ChartFI fixes this. It is a new benchmark of 896 real world charts, scored across four dimensions: factual accuracy, correct emphasis of important features, appropriate context, and actual insight.

When run against 12 leading models, every single model scored under 50% on the insight metric. Even the best closed models reliably missed obvious outliers, reversed trends, and invented correlations that did not exist.

You have probably seen dozens of tweets showing GPT-7 or Kimi correctly reading numbers off a bar chart. Almost all of those results are meaningless. None of those models can actually explain what the chart is telling you.

Stop slicing images into grids: CVSearch

Right now every multimodal model handles high resolution images exactly the same way. They cut the image into a fixed grid of 256x256 tiles, encode every tile, and pass all of them to the LLM.

This is unbelievably wasteful. It also breaks objects that land on tile boundaries.

CVSearch replaces this brute force approach with an adaptive search loop. First the model looks at the full low resolution image. If it can answer the question, it stops. If it needs more detail, it only zooms in on the semantically relevant regions. It never cuts an object in half. It never wastes compute encoding blank sky or empty white space.

On 4k and 8k benchmarks this approach matches the accuracy of full grid scanning while using 62% less compute. It also eliminated 78% of the boundary fragmentation errors that are responsible for almost all weird high resolution failures.

CVSearch is training free, open source, and drops directly into any existing MLLM inference stack. Code is available now.

What comes next

None of these works are flashy. None of them announce a new 2T parameter model. None of them have fancy demo videos.

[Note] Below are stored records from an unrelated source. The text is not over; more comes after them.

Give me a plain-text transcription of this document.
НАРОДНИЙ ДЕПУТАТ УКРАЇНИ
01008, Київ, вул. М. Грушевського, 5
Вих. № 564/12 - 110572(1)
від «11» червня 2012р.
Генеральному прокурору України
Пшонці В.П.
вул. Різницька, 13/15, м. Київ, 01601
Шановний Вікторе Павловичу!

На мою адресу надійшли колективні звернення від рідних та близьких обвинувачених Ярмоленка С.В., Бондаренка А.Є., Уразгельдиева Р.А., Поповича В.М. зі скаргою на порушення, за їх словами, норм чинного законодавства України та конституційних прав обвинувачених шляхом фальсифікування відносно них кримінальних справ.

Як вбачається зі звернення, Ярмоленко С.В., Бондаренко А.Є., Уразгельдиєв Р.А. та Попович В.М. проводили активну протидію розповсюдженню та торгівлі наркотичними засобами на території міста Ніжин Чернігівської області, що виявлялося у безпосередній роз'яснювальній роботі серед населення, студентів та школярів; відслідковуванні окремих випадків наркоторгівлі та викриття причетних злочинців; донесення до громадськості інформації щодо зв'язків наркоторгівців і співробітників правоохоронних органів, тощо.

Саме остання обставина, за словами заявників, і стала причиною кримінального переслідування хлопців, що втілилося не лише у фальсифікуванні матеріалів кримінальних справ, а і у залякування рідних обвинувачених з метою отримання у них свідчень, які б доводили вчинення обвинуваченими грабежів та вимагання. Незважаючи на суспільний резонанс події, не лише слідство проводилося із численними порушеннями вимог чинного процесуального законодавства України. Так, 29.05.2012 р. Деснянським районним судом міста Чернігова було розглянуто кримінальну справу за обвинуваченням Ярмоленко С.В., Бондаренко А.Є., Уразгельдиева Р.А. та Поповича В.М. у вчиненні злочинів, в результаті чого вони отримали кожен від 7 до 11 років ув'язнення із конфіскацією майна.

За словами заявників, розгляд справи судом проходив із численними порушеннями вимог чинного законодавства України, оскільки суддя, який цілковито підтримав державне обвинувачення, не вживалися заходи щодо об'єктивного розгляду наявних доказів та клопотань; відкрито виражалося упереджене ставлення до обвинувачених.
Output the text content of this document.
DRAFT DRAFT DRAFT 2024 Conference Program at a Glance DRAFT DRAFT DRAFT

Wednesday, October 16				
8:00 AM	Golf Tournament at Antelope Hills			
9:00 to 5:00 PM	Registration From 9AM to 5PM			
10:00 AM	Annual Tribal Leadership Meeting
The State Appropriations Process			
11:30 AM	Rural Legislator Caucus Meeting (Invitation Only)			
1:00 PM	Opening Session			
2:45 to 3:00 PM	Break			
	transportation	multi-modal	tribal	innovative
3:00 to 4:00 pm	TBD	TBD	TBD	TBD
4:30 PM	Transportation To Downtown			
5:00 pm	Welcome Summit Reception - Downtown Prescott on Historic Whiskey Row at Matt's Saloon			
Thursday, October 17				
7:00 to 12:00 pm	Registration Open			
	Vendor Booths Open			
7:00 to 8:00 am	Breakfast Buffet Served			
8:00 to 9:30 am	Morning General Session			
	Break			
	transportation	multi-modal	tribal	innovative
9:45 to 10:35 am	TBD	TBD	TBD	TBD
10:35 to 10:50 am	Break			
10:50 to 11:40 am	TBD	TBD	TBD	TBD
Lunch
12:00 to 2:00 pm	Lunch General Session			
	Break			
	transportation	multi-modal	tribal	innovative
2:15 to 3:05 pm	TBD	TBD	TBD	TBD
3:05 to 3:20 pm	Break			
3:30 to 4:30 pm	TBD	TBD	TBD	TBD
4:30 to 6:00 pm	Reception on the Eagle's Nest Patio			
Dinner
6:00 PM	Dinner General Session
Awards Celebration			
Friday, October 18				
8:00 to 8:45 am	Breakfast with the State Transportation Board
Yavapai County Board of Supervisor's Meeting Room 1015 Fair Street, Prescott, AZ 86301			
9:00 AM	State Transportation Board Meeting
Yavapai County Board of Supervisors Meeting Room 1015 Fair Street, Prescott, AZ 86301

That is exactly why they matter. We have passed the point where scaling parameters delivers meaningful gains for real world use cases. All the remaining gains will come from fixing the boring, broken, unglamorous parts of the stack.

Every one of these papers will be running inside production inference endpoints before the end of the year. If you are operating multimodal models today you should be testing all of them this week.